For Chromebooks, we've been using the Chrome App Stop Motion Animator. It is a great introduction to stop motion, and is super simple to use. But saving your work is a little clunky, and it is pretty basic (which for the most part, is really good when introducing the concept to students!)
If you're looking for something that can do just a tad bit more (or, really, a lot more) then check out Wick Editor. It. Is. SO. Much. Fun! The editor still appears to be in a bit of a beta mode, but is fully functional on so many levels. I love that it is simple enough for basic learning, but the accouterments with this tool are beyond!
I was beaming with pride watching these third graders Google questions that they couldn't figure out independently, as they taught each other how to change the frame rate and the background. They found the apps that can be added to the editor for surprisingly fun elements. As we wrapped, one group was working on coding a robot to dance.
All this after 20 minutes of exploration. Student led. I call this a WIN!
Friday, April 8, 2022
Tuesday, April 5, 2022
Every year, the Shark Tank unit is tweaked a bit, based on learnings from the previous year.
This year was no exception. And the tweaks skyrocketed the unit to the next level of awesomeness!
We continued to use Google Drawings as the platform for designing the required logo. The logo lesson itself has significantly evolved. We spend a good chunk of time looking at the why behind logos. For example, did you know that the Goodwill logo represents both the "g" for Goodwill, but also the smile that Goodwill puts on people's faces? Learning the lessons behind the logo design has deepened student understanding of not only how important logos are, but how important the design of a logo is, and the role it plays in a company.
In addition, because the kids have used Shapegrams multiple times throughout the years, the logos they designed reached a new level of creativity and detail. The thoughtfulness behind the logo design has added a whole new layer to this element!
Writing has been an integral part of Shark Tank as the pitch is key to landing a deal. In previous years, students published a magazine that contained articles by each product team, along with interviews of classmates and such. Students also interviewed teachers and staff members on their quest to find the perfect product or service to provide.
This year, the magazine said farewell and the door opened to website design! Students used Google Sites to showcase the Shark Tank experience. Working with the structure of the Design Thinking, their website included a page for each step of the process.
The website also included a page that defined the problem being solved, a prototype page that included images of the product being designed, each step of the way, and a page that went through the iteration from sketch to final.

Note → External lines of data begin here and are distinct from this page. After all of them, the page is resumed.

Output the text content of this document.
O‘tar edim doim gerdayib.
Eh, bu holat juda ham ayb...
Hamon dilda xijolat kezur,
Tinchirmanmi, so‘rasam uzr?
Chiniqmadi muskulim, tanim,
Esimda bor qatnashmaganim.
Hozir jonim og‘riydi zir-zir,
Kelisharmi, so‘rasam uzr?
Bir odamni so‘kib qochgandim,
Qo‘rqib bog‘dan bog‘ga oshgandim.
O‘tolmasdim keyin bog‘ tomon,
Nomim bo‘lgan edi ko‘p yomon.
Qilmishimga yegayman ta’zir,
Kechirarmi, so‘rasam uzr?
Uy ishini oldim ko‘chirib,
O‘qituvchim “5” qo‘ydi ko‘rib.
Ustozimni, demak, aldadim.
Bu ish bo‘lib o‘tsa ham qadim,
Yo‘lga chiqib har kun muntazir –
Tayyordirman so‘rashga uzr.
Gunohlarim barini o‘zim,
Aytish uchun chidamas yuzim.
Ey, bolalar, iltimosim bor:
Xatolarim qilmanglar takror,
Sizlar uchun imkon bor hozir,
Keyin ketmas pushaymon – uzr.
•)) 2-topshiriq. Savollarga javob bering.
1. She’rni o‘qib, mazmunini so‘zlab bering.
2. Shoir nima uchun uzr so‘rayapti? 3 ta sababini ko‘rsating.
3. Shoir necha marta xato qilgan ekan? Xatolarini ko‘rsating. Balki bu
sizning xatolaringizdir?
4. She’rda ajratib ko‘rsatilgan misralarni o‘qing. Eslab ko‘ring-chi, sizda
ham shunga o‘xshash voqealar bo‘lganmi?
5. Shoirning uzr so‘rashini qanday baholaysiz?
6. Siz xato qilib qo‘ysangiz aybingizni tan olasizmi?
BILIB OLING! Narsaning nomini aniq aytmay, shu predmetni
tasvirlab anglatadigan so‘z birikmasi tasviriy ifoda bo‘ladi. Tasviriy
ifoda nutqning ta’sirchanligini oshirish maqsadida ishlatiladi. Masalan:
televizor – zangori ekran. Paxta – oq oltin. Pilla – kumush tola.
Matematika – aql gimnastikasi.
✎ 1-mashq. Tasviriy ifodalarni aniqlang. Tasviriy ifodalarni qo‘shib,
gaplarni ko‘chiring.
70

There is also a page for the pitch, where students chose to record a video of their pitch, or the written version.
Whatever way you slice it, the writing element required of the website ushered Shark Tank into a new era, and elevated the real-world application to the entire unit. Sixth graders designing and writing for websites? Creating logos, complete with backstory? Interview skills? Empathy and problem solving? Having to pitch an idea to judges?
The real-world application in this entire unit is one of the reasons the unit is incredibly memorable, long after kids have graduated!